Entrevues

D. Kimm et la fébrilité des premiers gestes

Rolline Laporte

Pour sa 6e édition, le Festival Phénomena mise à nouveau sur la formule du cabaret, permettant à des voix artistiques plurielles de s’illustrer en scène dans un rapport intimiste avec le public. Commissariée par D. Kimm, la soirée bilingue Body & Soul permettra de découvrir des démarches performatives liées aux corps atypiques.

Vo Thien Viet

«Ce sont des individus qui ne sont pas nécessairement standards et qui ont des présences scéniques très puissantes, explique la directrice artistique. Grâce à leurs physiques parfois atypiques, ils développent une façon d’être et une pensée de leur présence en scène.» Constatant que certaines appropriations récentes du cabaret continuent de s’apparenter à des pièces de théâtre très construites, D. Kimm a souhaité revenir à l’essence même du spectacle populaire. Il s’agissait de renouer avec son côté impertinent et transgressif, «où les numéros montés ne sont pas toujours parfaits et où il y a un aspect encore fragile et un peu improvisé».

Dans ce cadre, deux éléments importants sont à prendre en compte: le contact avec le public et la présence d’un maître ou d’une maîtresse de cérémonie. En l’occurrence, pour Body & Soul, c’est Kama La Mackerel, artiste et performeuse transgenre qui tiendra ce rôle-clé: «Kama va permettre les transitions, explique l’organisatrice. Il s’agit surtout de balayer l’atmosphère du numéro qui vient de se terminer pour ouvrir l’espace et accueillir l’univers de l’artiste suivant. Pour cela, il lui faut chercher une unité entre les différentes performances.»

Abattre les cloisons et se détacher des étiquettes

Pour Julie McInnes, artiste circassienne australienne et collaboratrice de longue date du Cirque du Soleil, c’est l’occasion de se distancer de la création en collectivité et à grande échelle pour s’illustrer en solo avec ce qu’elle décrit comme une «autobiographie absurdiste» au langage et à l’imagerie colorés: «Je voulais explorer mon expérience en tant qu’artiste musicale multi-instrumentiste, compositrice, interprète et chanteuse dans le monde du cirque. Je suis heureuse de revenir à une forme intimiste, de retourner à mes racines pour raconter comment je suis tombée dans l’univers du cirque, évoquer mon cheminement.» Pour ce faire, elle conjuguera le storytelling, la performance et la composition musicale en direct.

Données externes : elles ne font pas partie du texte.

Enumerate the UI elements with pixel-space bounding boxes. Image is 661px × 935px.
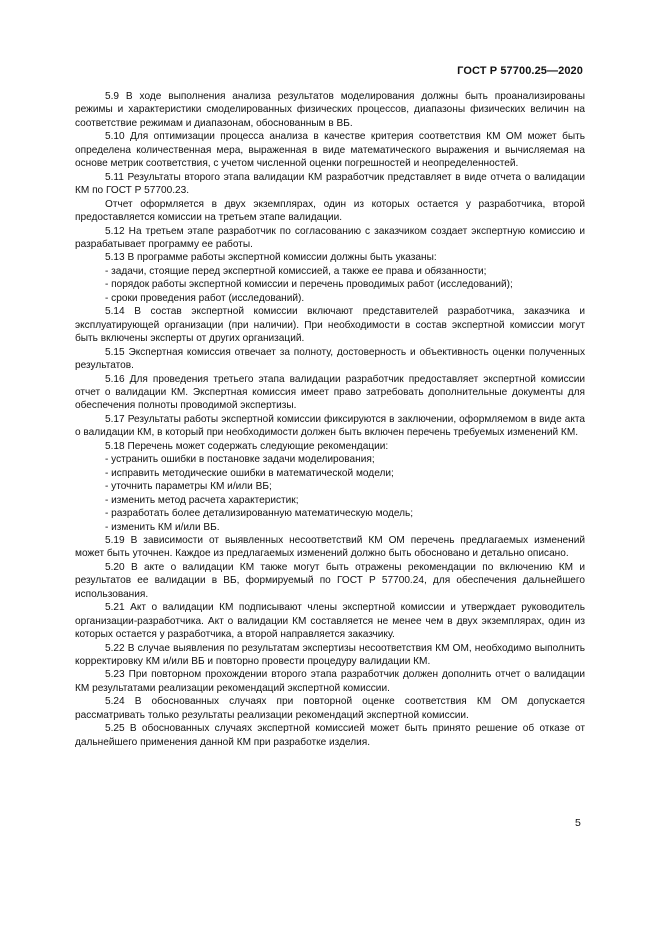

Le cabaret Body & Soul réunit des artistes aux parcours singuliers, des créateurs qui abolissent les cloisons entre les disciplines. Nina Segalowitz, conteuse inuite adoptée et élevée par une famille juive, renoue avec la tradition du chant de gorge. La jeune performeuse innue Marly Fontaine effectue un travail de réappropriation culturelle orienté vers l’art relationnel. On retrouvera aussi le duo musical et carnavalesque de Rouyn-Noranda, Geneviève et Matthieu, et deux fortes têtes, les iconoclastes Gaétan Nadeau et Pascal Angelo-Fioramore.

En offrant une tribune à ces artistes, D. Kimm prend parti pour l’interdisciplinarité, le ludisme et la fantaisie qui font la marque du Festival Phénonema depuis 6 ans. En toute modestie, cette dernière encourage la prise de risque – chose qu’elle estime rare – en présentant des spectacles tout frais, pas encore rodés et d’où se dégage la fébrilité des premiers gestes.

Body & Soul

Cabaret performance animé par Kama La Mackerel. Direction artistique: D. Kimm. Avec Pascal-Angelo Fioramore, Julie McInnes, Nina Segalowitz, Marly Fontaine, Gaétan Nadeau et Geneviève et Matthieu. À la Sala Rossa, à l’occasion du festival Phénomena, le 15 octobre 2017.